Меня затрясло. Я смотрела на уродливую корку на его коже и понимала: он не врет. Запах горелого мяса, мерещившийся мне последние двенадцать лет в кошмарах, обрел плоть.
— Ты сумасшедший, — прошелестела я. — Ты же мог умереть.
— Я умер, Лен, — он повернулся обратно и посмотрел на меня прозрачными глазами. — В ту ночь я сгорел заживо. Остался только этот... — он обвел рукой смрадную комнату, — ...этот остов. А ты говоришь: запил. А как тут не запить, когда каждую ночь снится, как ты к автобусу бежишь, а я тебе вслед слова черные кидаю?
Я больше не могла стоять. Ноги подкосились, и я села на грязный пол, прямо в кучу мусора, и зарыдала. Я плакала не о своей пустой утробе, не об ушедшем муже. Я плакала о том мальчишке, который из-за бабьей интриги лег спиной в костер, чтобы заглушить душевную боль физической.
— Мы оба сумасшедшие, — сквозь слезы проговорила я. — Ты спалил себя, я жила с выжженной душой. Разве так можно?
Он подошел ко мне и, кряхтя, словно глубокий старик, опустился рядом. Взял мою руку в свою. Ладонь была сухой и горячей, как печка.
— Уезжай, Лен, — тихо сказал он. — Уезжай завтра же. Не смотри на эту грязь. Я не хочу, чтобы ты это видела. Я не хочу, чтобы ты запомнила меня такой развалиной.
— А если я не уеду? — я подняла голову и посмотрела ему прямо в глаза. — Если я останусь?
— Зачем? — в его голосе прозвучала такая тоска, что сердце сжалось. — Чтоб меня караулить? Чтоб нянчиться с пьянью? Ты и так красивая, городская. Загублю я тебя.
— Ты уже загубил, — я вытерла слезы грязной ладонью. — Двенадцать лет назад. Но я приехала. И я никуда не уйду, Сережа. Я буду выгрызать тебя из этой грязи. Хочешь ты того или нет.
Он молча смотрел, как за окном ветер треплет ветку старой яблони. Где-то на реке бабахнуло — мальчишки глушили рыбу.
— Егоза, — вдруг тихо-тихо, почти неслышно произнес он. — Ты помнишь наш сеновал?
— Помню, — прошептала я. — Там пахло прелым сеном и мышами. Но нам было всё равно.

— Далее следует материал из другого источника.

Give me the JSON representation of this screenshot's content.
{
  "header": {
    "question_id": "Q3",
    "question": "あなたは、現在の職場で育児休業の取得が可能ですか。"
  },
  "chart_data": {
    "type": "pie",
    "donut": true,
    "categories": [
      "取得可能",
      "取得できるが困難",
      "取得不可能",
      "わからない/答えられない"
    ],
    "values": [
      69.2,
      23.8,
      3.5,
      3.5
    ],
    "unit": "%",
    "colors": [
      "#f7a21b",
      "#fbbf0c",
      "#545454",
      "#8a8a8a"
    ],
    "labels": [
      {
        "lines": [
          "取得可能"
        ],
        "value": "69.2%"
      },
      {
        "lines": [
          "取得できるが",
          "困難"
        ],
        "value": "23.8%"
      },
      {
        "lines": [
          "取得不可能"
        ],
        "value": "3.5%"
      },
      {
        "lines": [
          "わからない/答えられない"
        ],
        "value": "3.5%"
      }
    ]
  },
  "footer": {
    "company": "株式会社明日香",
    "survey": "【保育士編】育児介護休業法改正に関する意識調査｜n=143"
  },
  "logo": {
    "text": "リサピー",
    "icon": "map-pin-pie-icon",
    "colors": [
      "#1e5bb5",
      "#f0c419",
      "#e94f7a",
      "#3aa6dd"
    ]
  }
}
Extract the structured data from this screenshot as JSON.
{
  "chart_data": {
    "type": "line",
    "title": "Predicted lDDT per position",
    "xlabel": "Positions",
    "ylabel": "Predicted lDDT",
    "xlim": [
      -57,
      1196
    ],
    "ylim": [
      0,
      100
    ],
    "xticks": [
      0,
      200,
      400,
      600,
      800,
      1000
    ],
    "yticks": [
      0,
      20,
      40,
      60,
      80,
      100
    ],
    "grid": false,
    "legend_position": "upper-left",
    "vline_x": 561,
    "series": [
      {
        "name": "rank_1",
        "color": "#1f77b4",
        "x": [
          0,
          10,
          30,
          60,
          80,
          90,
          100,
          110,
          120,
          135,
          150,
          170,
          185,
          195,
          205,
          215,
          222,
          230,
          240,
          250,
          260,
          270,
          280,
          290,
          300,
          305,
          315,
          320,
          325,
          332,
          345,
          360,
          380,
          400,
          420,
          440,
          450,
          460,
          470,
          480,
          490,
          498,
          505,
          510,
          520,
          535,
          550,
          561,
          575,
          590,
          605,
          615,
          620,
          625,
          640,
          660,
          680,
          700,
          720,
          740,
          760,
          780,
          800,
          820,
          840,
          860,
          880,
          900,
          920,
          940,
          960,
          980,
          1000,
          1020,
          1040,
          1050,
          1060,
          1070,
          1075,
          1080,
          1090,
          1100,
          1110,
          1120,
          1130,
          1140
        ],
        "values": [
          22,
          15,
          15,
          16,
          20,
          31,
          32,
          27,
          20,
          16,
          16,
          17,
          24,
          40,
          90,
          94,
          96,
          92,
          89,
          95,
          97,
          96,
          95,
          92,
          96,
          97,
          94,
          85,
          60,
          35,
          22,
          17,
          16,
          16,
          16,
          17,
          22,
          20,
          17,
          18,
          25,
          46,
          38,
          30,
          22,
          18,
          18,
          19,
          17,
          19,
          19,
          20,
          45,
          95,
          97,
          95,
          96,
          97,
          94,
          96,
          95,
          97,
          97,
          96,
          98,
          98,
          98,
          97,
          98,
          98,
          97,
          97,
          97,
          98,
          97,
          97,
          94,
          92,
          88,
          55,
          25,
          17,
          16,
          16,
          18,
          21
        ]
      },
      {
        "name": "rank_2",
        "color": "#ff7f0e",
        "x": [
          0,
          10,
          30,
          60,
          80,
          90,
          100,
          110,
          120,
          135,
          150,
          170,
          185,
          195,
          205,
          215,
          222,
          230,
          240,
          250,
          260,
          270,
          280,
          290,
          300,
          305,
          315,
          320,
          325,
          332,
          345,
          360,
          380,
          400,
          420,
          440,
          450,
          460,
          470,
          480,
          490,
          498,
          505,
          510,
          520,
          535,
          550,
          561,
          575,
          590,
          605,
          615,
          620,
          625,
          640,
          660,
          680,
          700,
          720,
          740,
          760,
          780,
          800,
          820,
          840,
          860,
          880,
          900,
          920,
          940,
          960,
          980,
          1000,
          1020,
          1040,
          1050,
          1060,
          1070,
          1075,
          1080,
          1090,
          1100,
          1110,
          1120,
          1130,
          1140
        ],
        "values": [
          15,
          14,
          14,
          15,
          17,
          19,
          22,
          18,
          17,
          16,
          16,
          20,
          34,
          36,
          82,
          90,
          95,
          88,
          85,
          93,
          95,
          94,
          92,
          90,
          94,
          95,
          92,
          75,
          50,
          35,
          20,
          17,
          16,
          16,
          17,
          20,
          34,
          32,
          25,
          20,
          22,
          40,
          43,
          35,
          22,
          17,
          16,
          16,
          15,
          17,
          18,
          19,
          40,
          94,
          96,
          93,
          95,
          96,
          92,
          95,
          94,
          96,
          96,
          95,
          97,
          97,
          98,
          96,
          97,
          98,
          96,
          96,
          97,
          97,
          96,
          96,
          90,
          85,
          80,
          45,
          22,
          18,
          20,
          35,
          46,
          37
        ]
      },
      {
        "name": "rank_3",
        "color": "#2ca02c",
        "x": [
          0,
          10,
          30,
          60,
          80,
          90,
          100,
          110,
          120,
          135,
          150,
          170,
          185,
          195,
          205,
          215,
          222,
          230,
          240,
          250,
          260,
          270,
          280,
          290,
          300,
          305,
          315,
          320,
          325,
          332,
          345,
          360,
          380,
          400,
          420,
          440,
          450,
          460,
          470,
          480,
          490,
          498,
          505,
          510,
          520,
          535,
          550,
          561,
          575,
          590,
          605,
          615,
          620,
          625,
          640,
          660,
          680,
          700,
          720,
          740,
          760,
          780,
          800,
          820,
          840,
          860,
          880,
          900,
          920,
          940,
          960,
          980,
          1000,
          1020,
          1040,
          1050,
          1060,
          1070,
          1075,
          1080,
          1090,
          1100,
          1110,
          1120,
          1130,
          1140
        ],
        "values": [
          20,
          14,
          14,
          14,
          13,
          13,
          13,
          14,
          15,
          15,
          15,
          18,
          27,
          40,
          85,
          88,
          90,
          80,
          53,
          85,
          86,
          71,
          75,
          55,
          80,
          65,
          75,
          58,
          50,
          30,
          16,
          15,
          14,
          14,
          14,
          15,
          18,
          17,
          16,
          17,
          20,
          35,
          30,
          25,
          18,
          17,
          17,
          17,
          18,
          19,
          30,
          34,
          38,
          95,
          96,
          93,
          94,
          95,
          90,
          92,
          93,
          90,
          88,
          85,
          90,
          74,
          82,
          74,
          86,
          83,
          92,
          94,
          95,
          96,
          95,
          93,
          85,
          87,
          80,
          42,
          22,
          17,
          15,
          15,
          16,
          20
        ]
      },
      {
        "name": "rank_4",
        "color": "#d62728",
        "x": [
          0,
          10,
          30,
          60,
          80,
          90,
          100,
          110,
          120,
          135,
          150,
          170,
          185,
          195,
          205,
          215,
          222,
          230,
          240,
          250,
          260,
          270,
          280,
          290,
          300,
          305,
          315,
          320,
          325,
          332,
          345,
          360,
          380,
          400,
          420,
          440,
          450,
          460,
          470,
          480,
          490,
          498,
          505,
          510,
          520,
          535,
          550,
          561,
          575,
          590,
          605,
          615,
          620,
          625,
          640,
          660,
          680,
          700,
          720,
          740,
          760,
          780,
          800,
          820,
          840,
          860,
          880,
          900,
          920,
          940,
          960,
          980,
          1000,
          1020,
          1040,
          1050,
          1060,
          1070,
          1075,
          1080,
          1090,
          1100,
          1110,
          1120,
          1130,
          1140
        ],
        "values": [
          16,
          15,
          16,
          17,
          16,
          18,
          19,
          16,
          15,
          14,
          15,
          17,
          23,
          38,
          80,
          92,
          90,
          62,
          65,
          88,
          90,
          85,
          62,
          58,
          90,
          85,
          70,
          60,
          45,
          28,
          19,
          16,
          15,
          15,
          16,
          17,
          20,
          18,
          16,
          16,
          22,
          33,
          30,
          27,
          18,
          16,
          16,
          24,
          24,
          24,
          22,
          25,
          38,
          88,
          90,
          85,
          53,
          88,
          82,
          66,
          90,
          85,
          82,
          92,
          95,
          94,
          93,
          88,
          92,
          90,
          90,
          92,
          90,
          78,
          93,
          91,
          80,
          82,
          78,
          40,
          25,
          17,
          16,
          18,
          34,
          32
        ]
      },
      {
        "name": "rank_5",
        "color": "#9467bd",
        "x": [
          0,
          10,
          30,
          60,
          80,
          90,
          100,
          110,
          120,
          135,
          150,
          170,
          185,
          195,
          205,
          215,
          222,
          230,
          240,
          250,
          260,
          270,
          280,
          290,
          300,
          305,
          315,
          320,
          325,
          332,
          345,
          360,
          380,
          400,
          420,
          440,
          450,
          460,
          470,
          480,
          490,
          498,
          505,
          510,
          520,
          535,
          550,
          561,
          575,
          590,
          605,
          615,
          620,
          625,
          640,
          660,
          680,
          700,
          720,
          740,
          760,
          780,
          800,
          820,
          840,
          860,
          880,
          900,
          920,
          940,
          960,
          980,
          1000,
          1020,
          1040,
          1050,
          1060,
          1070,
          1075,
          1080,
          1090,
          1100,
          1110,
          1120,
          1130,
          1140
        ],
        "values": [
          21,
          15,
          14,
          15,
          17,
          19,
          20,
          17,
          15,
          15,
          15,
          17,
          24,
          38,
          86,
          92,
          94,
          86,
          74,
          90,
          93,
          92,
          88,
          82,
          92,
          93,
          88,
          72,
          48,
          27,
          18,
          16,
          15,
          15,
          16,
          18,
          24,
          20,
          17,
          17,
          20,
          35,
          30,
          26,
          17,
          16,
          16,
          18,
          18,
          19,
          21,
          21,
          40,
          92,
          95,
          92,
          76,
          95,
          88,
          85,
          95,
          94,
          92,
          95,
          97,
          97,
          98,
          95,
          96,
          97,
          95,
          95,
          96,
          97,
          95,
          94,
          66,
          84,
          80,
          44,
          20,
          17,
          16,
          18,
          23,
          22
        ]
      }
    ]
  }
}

— Я часто туда хожу, — признался он. — Залезаю и лежу. И кажется, что сейчас скрипнет дверь, и ты войдешь. С косичками. И засмеешься.
Я сжала его руку со всей силы, до хруста. Он поморщился, но не отнял ладонь.
— Идем, — я резко встала, потянув его за собой. — Идем мыться. От тебя несет мертвечиной, Сергей. А я хочу видеть живого человека. Потом разберем этот бардак. Ты выльешь эту адскую брагу.
— Прямо сейчас? — растерялся он.
— Прямо сейчас! — прикрикнула я, чувствуя, как внутри, на месте выжженной пустыни, забился маленький, дрожащий, но живой родник. — Ты меня ведьмой называл? Ты даже не представляешь, какой ведьмой я могу быть. Я тебя с того света достану. Слышишь?
Я подошла к столу, схватила банку с брагой и, распахнув настежь перекошенную дверь, с силой выплеснула мутную, вонючую жидкость прямо в заросли крапивы. Осы рассерженно загудели, но банка была пуста. Серега стоял на пороге, голый по пояс, прикрываясь своей рваной майкой, и смотрел на меня во все глаза. В этом взгляде больше не было ни злобы, ни старческой обреченности. Там был испуг. И робкая, сумасшедшая надежда.
Я швырнула пустую банку в лопухи. Звон разбитого стекла эхом разнесся по затихшей улице.
— Всё, — выдохнула я, отряхивая руки. — Точка поставлена. Теперь пойдем. У нас с тобой, Ванькин, вся жизнь впереди. Та, которую у нас украли. Долгая дорога домой, слышишь?
Он не ответил. Он просто шагнул в дом, и через мгновение я услышала, как на летней кухне заскрипел ржавый вентиль, и с перебоями, чихая и кашляя, загудела вода в старой, проржавевшей трубе. Он набирал ведро для бани.
И пока я стояла, прислонившись к дверному косяку, прощаясь с призраками прошлого, с реки прилетел свежий ветер. Он пахнул водой, тиной и детством. И запах гари, душивший меня двенадцать лет, наконец, рассеялся.